Этот граф Моссинский был до предела любезен; он был весьма умен, но, щедрый до расточительства, он разорился при дворе из-за любви делать подарки. Его раны начали заживать. Больше всех должен был мне быть обязан Томатис; и наоборот, он больше не встречался со мной с тем же удовольствием, как до моей дуэли. Он видел во мне человека, который являлся ему молчаливым упреком его малодушию и предпочтению, которое он оказал деньгам по сравнению с честью. Ему, может быть, больше бы понравилось, если бы Браницкий меня убил, потому что тогда автор его позора стал бы самым ужасным персонажем Польши, и тогда ему, быть может, стала бы более извинительна легкость, с которой он продолжал появляться в знатных домах с пятном, которое делало его достойным презрения, несмотря на прекрасную компанию, которая его принимала, и где он был завсегдатаем; потому что было очевидно, что все милости, которыми он пользуется, происходят из-за фанатизма поклонников Катэ, проявляемого ими более из-за ее красоты и нежных манер, чем из-за ее таланта.

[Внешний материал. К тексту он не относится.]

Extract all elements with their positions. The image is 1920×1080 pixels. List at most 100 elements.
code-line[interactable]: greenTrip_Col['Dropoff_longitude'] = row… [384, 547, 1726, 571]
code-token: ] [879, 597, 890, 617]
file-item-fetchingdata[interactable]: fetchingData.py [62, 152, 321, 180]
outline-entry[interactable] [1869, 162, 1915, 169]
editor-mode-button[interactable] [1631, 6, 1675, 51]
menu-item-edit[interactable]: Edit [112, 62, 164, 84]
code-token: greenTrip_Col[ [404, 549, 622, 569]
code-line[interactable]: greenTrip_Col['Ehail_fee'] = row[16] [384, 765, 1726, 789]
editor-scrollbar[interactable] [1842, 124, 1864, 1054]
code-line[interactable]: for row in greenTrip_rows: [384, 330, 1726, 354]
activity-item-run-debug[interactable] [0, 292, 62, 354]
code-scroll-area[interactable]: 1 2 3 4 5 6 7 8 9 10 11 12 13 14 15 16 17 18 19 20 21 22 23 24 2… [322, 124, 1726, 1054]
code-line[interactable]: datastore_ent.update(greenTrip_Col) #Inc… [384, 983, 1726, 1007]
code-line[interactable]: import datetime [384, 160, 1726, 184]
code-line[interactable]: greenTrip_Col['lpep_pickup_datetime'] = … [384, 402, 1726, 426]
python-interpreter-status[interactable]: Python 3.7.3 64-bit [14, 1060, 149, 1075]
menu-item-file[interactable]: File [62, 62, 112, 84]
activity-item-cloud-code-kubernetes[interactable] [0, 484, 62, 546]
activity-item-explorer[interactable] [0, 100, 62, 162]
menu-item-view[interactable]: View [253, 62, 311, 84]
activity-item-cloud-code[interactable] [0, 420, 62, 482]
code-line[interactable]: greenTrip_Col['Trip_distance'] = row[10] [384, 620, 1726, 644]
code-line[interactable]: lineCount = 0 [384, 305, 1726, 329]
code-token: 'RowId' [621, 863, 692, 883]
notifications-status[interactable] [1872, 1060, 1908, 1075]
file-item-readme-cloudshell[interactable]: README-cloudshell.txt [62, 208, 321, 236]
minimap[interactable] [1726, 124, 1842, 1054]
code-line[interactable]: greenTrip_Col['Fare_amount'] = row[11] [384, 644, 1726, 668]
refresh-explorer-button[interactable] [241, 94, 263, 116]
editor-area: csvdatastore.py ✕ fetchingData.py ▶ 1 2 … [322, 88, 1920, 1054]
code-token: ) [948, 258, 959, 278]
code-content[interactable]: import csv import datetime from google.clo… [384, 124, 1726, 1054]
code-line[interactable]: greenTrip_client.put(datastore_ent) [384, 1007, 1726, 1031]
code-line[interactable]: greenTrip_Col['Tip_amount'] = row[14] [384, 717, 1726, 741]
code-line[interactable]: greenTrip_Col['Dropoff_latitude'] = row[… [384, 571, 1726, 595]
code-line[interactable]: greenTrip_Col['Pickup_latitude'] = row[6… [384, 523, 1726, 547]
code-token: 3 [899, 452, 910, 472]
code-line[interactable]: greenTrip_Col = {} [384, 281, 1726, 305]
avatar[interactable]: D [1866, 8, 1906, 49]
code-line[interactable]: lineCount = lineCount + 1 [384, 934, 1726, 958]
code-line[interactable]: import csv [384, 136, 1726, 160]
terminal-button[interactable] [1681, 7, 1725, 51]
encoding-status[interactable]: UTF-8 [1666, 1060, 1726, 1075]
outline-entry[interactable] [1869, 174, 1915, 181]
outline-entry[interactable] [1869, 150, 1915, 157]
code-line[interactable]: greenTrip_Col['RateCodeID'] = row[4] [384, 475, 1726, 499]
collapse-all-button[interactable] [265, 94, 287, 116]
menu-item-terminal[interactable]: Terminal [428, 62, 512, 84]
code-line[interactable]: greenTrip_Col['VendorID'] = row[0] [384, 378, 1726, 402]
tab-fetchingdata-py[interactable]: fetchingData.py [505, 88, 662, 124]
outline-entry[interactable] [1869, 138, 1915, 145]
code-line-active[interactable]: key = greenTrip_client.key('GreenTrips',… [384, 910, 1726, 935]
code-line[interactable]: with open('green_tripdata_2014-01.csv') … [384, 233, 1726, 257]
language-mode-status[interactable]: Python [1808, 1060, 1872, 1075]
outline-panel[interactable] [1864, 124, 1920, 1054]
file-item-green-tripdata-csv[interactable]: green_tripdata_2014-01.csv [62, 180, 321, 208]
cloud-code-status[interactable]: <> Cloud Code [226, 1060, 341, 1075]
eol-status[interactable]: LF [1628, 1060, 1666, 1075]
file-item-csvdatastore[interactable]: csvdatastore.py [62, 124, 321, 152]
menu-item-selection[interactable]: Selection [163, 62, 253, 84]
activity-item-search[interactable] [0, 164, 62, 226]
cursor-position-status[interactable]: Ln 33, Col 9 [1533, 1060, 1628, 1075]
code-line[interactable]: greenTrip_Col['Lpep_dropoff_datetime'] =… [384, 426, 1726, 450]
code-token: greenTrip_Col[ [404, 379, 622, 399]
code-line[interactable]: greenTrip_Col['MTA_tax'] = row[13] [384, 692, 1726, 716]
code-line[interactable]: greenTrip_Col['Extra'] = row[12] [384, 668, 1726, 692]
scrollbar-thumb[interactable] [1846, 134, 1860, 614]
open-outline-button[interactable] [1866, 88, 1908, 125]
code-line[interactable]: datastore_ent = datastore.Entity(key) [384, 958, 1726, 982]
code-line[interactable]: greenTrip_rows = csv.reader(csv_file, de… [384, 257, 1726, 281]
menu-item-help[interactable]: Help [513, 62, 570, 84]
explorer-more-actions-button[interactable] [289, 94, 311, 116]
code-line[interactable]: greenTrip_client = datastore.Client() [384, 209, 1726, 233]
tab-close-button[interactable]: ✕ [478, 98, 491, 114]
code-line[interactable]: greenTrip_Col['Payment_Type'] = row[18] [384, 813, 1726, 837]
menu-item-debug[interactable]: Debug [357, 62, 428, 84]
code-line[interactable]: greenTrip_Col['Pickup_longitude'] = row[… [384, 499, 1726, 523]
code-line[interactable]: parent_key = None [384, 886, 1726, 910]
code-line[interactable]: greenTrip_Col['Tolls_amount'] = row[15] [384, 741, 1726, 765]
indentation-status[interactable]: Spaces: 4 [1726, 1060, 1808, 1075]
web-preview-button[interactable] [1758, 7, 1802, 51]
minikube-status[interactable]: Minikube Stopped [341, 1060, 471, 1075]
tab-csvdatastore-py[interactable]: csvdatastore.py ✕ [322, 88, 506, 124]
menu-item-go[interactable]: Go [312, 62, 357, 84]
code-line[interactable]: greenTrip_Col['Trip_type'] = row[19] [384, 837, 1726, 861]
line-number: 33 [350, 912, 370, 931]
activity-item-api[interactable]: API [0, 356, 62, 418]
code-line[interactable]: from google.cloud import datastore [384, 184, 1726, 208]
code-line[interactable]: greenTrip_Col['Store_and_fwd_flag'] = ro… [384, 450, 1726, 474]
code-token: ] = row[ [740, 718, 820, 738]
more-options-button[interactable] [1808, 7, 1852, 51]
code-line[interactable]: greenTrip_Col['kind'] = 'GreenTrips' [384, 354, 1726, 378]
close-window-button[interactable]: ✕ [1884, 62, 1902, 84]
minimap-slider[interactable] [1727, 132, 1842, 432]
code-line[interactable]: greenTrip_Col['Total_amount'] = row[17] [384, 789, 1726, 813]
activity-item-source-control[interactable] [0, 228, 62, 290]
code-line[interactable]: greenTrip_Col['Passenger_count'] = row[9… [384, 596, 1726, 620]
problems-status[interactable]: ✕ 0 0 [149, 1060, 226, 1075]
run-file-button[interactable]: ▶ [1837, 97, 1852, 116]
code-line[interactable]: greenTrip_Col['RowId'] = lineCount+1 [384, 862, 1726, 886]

Решив нанести визит недовольным, которые признали нового короля только через силу, и тем, которые совершенно не хотели его признавать, я выехал вместе с Кампиони, чтобы иметь в своей компании человека, который меня любил и был достаточно храбр, и со слугой. У меня в кошельке имелось двести цехинов, из которых сотня была мне дана палатином Дебюсси с глазу на глаз и настолько достойным образом, что я счел неприемлемым их отклонить. Я получил вторую сотню, поставив в партии в пятнадцать, которую граф Клари играл против старосты Снятинского, который разорялся в Варшаве в весельи сердца. Граф Клари, который в игре тет-а-тет никогда не проигрывал, выиграл у него в этот день две тысячи дукатов, которые молодой человек выплатил на следующий день. Принц Карл Курляндский выехал в Венецию, где я его рекомендовал моим могущественным друзьям, чему он имел основания быть весьма довольным. Английский посол, который рекомендовал меня князю Адаму, прибыл тогда в Варшаву из Петербурга. Я обедал с ним у самого князя, и дю Буа, который его знал, захотел там быть. Говорили, между прочим, о м-м Жоффрэн, старой подруге дю Буа, которая только прибыла в Варшаву, приглашенная и субсидированная самим дю Буа, который, несмотря на все неприятности, которые все время чинили ему его враги, был все время душой всех компаний, которые осчастливливал своим присутствием. Он мне однажды сказал, когда я застал его грустным и задумчивым, что корона Польши – это корона мучеников. Этот Буа, которому я, однако, полностью отдаю справедливость, имел слабость позволять клевете вмешиваться в мою судьбу. Я имел счастье убедить его в том, что он ошибается. Я поговорю о нем, между прочим, в недалеком будущем.

Я прибыл в Леополь шесть дней спустя после моего отъезда из Варшавы, потому что останавливался на два дня у молодого графа Замойского, ордоната (управителя) Замостья, который имел сорок тысяч дукатов ренты и страдал от эпилепсии. Он сказал мне, что готов отдать все свое добро врачу, который сможет его вылечить. Его молодая жена отнеслась ко мне с большим уважением. Она любила его, и не смела спать с ним, потому что он любил ее также, и несчастье с ним случалось как раз в тот момент, когда он желал оказать ей знаки своей нежности; она была в отчаянии, будучи вынужденной избегать его домогательств и даже убегать, когда он намеревался проявить настойчивость. Этот магнат, который умер некоторое время спустя, поместил меня в прекрасных апартаментах, где ничего не было. Это мода в Польше, где предполагается, что приличный человек путешествует со всем своим необходимым.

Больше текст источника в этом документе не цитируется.